On 22/08/2008, at 12:59 PM, Thomas Engelmeier wrote:

Am 22.08.2008 um 00:59 schrieb Dave MacLachlan:

Also, are the _ in front of member variables for Apple only (so we don't stomp on each other with member var names) or are they using them for the readability reason mentioned above? There is documentation where they have claimed _ at the beginning of method names as being Apple only, but nothing about method vars, and the KVC compliance docs seem to imply that it is fine to do.
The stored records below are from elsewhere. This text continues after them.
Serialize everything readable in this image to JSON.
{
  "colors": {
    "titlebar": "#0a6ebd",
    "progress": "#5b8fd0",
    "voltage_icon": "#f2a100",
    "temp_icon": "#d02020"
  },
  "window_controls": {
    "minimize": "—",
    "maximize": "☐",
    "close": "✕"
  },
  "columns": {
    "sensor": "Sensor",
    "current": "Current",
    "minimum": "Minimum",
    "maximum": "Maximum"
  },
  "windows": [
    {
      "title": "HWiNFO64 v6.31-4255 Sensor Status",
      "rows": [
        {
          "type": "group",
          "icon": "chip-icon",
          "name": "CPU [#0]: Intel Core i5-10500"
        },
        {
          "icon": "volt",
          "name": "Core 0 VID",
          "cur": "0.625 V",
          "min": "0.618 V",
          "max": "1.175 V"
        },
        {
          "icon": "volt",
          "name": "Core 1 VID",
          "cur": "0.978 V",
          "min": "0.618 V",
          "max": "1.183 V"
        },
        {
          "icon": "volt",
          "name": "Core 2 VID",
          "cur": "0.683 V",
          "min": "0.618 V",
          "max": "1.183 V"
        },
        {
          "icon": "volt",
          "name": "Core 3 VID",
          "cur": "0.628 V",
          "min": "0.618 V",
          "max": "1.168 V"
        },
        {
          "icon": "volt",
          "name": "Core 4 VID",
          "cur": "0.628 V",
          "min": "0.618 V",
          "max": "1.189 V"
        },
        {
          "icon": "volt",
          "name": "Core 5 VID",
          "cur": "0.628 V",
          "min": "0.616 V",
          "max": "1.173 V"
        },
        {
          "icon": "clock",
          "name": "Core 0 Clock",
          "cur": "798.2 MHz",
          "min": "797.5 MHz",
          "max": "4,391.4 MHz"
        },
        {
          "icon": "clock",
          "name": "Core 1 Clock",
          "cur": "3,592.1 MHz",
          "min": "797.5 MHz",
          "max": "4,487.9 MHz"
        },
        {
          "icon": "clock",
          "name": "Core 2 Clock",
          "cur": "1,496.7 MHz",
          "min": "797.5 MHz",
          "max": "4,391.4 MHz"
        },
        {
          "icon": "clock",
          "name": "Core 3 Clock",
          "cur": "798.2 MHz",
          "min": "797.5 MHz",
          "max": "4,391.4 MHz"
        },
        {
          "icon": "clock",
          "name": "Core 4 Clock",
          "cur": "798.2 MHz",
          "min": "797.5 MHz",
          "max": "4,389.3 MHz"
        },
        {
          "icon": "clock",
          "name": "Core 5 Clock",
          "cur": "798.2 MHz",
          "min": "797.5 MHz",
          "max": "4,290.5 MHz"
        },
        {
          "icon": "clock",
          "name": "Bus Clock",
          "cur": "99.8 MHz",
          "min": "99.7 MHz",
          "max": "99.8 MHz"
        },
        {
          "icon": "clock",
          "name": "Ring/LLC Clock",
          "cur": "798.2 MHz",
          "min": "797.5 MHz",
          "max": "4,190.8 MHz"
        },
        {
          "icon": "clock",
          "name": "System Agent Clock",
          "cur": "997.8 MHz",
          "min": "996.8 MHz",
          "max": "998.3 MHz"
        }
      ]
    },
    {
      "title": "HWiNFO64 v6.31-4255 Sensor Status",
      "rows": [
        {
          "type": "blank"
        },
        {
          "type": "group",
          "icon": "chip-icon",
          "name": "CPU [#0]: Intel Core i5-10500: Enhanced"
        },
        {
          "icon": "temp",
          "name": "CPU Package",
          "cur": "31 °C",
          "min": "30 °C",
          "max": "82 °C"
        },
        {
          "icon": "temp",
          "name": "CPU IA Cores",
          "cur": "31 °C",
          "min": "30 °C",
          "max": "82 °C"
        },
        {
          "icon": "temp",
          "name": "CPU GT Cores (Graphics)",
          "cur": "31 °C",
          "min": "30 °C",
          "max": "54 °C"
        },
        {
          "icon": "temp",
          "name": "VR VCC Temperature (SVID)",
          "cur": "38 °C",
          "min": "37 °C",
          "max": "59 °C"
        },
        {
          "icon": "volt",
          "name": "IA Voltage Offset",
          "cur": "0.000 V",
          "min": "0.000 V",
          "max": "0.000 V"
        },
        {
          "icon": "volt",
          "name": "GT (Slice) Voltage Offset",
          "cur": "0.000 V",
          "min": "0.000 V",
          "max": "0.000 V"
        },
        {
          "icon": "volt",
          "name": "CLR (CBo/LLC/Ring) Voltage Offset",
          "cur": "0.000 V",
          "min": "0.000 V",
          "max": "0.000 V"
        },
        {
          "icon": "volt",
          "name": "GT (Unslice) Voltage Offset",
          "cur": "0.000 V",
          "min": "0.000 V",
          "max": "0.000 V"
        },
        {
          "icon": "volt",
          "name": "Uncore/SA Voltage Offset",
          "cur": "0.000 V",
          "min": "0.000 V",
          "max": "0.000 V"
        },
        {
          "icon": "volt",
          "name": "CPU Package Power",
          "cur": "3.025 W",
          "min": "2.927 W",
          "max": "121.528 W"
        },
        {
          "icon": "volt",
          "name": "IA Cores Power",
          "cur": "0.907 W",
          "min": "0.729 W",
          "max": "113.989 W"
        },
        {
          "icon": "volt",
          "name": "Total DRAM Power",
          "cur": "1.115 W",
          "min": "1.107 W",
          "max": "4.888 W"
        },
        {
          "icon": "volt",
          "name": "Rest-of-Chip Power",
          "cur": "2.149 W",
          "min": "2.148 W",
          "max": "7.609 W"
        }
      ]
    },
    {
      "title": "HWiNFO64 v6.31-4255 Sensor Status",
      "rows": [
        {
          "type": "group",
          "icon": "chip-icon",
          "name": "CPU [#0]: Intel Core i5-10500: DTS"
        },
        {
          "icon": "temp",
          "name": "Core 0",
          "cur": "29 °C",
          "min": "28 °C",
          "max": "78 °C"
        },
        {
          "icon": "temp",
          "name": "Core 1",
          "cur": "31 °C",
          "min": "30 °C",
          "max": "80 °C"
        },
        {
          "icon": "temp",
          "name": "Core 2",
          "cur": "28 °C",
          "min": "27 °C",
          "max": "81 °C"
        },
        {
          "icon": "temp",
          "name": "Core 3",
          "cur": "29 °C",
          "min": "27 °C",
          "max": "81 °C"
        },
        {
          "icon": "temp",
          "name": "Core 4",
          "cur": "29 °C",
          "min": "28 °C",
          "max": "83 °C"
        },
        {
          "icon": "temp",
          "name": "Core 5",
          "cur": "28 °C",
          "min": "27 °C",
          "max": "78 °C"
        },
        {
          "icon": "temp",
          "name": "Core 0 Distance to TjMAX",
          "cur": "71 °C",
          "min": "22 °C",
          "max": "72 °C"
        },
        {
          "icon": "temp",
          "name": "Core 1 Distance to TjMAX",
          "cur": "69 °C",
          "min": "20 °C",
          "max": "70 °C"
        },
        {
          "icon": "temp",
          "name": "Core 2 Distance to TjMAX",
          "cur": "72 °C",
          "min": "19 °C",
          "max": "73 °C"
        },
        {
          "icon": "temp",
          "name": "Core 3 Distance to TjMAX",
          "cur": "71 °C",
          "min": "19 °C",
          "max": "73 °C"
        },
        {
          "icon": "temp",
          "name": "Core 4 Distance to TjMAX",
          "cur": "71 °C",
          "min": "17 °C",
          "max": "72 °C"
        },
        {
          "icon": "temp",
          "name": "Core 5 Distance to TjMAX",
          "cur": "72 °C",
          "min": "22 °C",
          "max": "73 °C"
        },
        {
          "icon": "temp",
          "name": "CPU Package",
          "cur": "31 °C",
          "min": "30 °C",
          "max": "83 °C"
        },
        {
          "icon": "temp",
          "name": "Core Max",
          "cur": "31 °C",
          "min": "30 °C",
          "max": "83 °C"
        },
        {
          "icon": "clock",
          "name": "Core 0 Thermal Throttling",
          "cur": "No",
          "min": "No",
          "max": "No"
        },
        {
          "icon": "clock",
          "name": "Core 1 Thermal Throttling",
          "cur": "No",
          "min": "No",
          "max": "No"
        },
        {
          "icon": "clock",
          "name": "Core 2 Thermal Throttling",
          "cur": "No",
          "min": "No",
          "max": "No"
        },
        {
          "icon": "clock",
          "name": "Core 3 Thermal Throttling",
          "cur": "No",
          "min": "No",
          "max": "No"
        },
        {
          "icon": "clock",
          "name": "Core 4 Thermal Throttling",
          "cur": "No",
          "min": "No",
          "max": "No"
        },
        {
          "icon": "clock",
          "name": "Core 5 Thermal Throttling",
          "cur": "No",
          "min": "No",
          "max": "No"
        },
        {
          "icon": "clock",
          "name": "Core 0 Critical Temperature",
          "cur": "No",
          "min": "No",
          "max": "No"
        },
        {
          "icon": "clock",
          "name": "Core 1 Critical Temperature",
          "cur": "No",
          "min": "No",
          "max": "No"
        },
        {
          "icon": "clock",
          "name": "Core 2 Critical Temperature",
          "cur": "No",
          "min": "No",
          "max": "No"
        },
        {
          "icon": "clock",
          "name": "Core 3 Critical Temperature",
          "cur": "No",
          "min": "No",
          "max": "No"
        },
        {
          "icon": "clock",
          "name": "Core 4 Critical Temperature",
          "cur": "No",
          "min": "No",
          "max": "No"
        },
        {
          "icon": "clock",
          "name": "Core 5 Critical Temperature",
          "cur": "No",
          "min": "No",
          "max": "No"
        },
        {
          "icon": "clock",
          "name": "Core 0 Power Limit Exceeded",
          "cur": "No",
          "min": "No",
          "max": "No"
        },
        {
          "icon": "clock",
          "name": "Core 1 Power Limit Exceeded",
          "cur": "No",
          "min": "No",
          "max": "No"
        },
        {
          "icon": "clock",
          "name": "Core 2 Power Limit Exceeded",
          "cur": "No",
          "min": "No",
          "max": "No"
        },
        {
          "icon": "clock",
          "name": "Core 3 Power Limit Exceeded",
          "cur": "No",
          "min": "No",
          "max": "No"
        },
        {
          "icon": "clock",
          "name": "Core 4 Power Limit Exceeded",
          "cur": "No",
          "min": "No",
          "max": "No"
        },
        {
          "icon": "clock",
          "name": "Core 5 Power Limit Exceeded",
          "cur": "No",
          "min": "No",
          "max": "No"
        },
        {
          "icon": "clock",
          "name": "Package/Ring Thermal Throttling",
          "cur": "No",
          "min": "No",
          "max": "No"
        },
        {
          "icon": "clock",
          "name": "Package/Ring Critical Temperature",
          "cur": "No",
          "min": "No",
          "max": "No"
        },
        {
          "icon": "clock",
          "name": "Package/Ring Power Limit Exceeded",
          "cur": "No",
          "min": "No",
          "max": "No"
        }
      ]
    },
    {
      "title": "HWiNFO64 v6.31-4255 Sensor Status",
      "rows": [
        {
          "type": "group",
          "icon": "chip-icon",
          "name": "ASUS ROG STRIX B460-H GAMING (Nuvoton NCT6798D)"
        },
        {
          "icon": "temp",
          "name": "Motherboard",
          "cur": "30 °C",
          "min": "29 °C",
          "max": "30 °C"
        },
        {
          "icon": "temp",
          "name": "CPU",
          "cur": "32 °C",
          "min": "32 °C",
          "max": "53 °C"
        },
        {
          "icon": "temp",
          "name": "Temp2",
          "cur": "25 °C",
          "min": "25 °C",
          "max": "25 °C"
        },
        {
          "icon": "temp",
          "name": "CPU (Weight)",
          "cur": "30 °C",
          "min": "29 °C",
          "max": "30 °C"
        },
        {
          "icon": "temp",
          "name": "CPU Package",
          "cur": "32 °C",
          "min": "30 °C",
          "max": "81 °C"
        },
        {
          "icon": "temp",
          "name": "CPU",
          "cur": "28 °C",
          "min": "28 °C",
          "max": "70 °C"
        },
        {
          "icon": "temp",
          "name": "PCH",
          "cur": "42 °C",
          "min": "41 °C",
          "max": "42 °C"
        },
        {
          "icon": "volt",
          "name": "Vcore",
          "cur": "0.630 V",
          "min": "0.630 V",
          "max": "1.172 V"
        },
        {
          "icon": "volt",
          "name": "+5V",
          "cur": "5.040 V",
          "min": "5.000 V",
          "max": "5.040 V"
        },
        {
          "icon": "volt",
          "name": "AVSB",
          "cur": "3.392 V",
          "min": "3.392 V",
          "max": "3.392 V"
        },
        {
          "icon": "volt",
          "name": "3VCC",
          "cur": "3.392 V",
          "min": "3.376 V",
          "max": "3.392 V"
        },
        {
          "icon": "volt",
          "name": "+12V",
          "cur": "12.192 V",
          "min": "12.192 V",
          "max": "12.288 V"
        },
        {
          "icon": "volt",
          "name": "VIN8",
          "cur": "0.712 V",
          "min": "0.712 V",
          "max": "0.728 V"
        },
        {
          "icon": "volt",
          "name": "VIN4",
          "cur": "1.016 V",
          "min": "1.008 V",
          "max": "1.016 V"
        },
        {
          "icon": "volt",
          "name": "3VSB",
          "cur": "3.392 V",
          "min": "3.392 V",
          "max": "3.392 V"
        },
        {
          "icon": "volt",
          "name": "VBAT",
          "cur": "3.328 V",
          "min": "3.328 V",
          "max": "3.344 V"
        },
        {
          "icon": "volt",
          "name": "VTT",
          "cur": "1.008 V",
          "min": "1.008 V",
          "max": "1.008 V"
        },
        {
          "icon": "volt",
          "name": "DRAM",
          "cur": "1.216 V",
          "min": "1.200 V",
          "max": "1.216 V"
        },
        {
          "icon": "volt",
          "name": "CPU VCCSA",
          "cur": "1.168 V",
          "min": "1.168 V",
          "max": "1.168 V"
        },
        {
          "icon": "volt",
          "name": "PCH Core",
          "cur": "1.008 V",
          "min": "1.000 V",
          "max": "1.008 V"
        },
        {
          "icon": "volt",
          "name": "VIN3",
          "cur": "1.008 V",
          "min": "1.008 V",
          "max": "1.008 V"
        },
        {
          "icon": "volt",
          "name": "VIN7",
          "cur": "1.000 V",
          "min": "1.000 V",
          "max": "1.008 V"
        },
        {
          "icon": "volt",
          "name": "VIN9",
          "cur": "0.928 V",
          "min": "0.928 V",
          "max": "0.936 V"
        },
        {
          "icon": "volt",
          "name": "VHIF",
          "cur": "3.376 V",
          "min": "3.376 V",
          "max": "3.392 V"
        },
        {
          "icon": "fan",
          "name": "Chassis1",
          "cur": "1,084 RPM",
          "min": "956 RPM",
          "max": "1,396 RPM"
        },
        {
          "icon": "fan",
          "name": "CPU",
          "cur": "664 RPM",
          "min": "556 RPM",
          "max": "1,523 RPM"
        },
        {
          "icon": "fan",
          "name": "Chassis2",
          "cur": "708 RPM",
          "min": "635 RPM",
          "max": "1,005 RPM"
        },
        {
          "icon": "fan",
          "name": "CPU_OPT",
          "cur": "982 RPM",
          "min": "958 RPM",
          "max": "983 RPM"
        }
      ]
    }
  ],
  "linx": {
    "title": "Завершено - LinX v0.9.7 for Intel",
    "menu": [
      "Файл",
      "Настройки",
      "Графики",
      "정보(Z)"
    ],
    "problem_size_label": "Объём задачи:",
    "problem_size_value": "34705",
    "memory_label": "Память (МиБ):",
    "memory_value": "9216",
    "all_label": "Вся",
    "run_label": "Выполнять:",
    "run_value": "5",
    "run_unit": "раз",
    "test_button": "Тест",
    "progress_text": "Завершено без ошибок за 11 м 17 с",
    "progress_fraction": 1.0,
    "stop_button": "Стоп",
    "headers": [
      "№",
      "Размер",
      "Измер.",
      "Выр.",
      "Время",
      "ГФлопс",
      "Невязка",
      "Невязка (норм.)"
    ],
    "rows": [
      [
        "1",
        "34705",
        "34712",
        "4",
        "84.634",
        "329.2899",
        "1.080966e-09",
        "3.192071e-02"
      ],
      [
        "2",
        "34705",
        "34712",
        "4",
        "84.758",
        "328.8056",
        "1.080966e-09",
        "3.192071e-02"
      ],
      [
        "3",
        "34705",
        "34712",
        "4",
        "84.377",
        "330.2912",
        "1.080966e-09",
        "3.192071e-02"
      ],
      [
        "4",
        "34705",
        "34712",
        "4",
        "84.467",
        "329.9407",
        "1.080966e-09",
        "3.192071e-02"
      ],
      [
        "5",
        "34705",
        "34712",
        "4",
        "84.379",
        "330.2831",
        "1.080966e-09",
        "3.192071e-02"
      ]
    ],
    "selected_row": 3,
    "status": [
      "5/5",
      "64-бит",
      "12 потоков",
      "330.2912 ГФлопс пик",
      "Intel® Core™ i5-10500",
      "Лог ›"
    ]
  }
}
Officially it is Apple only, but everybody and his dog uses it - in consistency to quite some Apple-provided samples. Also, in C++ the _ variable prefix is reserved for stdlib- implementation. The reasoning why many people do not consider it as problematic if there is a collision with an Apple defined _ prefixed ivar is you will see an compiler error once there is a collision.

Which pretty much means the preceding _ is just noise and gibberish and therefore plain bad style – something to avoid, it's not clever programming. Good style is to choose plain-language identifiers. The use of _ is to put white space between words in long identifiers, in contrast to poorly readable camelCase (maybe that should be hunchback case). (And note the spaces are outside the parentheses, not inside.) Why is it programmers generally choose the less-good way to do things, like programming Windows and C++!!

For methods OTOH, you don't get an warning but potential runtime crashes and undefined behavior.